The eunuch took my wrist and pulled me forward. I stumbled and almost fell. Clucking irritably, he gestured for the boy to leave his crumb-sweeping and instead act as a crutch for me. The boy darted forward and slid one of my arms over his narrow little shoulders with practiced ease. His toenails were painted henna orange too.

The mincing eunuch opened the door and gestured the women forward. Before each woman shuffled out, he dipped a ladle into one of the two buckets of water the young boy had carried in. Each woman drank greedily and requested more. The mincing eunuch either granted or denied their requests, according to the dictates of the plump eunuch.

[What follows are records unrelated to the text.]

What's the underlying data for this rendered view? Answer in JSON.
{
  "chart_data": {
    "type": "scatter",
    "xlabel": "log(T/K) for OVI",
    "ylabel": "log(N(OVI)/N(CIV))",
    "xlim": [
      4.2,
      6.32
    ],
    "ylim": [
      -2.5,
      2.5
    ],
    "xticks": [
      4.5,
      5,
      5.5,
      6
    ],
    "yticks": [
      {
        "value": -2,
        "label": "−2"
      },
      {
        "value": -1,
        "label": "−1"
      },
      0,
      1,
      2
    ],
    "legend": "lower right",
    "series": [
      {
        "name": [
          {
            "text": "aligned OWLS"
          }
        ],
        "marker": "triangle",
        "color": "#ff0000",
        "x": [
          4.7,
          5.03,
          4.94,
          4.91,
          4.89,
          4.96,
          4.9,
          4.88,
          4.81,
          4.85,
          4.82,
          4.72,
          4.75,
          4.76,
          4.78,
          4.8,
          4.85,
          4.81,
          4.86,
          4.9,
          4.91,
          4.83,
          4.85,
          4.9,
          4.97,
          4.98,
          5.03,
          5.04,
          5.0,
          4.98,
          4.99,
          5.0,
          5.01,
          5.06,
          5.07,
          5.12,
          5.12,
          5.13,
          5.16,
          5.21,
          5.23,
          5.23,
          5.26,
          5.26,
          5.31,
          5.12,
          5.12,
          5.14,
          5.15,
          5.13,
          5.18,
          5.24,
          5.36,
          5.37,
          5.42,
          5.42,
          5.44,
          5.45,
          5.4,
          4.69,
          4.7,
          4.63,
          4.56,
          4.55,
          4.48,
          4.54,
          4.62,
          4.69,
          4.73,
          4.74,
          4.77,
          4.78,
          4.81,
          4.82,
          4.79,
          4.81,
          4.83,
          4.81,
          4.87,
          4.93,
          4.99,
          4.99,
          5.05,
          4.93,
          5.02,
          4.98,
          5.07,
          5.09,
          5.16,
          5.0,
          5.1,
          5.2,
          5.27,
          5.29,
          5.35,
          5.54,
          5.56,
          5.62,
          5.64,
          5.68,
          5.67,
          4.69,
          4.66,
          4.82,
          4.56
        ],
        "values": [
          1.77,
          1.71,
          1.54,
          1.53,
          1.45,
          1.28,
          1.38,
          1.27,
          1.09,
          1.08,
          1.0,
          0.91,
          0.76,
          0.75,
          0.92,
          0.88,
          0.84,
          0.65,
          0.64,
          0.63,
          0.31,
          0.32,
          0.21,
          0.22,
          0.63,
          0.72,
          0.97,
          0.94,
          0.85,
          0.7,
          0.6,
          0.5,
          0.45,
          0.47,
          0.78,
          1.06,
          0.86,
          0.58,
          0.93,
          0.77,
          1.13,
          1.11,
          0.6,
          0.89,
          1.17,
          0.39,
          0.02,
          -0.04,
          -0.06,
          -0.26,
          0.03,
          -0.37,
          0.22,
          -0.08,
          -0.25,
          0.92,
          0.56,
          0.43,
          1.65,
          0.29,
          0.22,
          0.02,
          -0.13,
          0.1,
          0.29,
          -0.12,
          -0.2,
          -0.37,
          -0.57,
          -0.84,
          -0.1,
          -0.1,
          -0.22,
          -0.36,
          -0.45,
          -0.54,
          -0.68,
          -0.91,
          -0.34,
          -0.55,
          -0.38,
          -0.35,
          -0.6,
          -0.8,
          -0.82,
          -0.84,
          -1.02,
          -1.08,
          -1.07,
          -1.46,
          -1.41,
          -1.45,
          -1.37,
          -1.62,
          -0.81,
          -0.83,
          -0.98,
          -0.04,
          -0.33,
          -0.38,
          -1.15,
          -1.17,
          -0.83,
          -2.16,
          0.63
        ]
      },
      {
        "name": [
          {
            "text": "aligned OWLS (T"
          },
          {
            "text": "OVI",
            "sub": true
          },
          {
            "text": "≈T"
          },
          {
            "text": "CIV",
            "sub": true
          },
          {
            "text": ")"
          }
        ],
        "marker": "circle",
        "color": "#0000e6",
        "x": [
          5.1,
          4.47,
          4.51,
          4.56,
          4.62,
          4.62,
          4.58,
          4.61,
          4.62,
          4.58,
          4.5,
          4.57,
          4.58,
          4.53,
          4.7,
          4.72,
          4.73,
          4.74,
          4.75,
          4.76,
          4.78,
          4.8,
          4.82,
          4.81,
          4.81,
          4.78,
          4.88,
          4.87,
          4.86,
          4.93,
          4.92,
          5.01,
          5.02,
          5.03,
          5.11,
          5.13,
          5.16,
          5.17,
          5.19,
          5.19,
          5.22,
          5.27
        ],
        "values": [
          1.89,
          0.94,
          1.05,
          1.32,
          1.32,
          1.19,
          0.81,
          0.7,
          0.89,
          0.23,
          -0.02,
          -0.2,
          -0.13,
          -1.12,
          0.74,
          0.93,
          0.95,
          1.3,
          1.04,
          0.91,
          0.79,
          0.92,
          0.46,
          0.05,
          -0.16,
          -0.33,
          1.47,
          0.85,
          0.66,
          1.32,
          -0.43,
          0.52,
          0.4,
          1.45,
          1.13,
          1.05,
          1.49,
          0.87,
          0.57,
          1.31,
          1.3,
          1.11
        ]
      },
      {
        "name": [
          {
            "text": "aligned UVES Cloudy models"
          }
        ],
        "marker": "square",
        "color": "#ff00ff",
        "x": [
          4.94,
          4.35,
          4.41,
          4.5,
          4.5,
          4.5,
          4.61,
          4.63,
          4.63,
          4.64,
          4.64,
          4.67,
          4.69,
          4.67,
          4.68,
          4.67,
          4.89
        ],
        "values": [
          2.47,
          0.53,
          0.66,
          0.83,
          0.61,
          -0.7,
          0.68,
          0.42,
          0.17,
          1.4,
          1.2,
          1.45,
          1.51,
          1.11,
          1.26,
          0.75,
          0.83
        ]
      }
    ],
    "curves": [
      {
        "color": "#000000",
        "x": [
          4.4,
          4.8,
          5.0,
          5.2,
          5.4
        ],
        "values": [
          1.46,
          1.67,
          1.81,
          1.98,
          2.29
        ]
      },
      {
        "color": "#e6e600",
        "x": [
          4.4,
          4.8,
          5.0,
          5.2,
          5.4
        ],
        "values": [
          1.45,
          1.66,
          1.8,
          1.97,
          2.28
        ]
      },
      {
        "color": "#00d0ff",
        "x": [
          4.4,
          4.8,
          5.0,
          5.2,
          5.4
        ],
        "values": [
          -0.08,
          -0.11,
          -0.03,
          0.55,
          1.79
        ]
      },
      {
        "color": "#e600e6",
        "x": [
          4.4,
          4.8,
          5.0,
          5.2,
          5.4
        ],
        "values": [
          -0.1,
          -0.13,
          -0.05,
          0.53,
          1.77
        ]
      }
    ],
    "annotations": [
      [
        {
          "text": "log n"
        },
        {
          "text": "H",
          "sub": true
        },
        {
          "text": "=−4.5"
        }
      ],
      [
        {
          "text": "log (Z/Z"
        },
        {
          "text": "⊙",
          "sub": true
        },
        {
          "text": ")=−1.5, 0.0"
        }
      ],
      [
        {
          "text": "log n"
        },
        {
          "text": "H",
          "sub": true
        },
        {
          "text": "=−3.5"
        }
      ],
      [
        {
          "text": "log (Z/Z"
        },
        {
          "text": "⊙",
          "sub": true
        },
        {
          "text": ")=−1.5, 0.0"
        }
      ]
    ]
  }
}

“You ate well today, Greatmother; drink your fill. Good girl. No, no, Prinrut, no more for you. You ate very poorly; I’m very disappointed in you. And you, Kabdekazon, only half a ladle of water for you. You’ll be dead in a clawful of days, I’ll warrant.”

When it came time for me to shuffle out the door, the mincing eunuch held the ladle to my lips, too. The water tasted like it had been filtered through moss, slightly muddy, but I drank gratefully anyway. I didn’t ask for more, for I didn’t crave water the way the venom-saturated women did, and the eunuch didn’t offer it.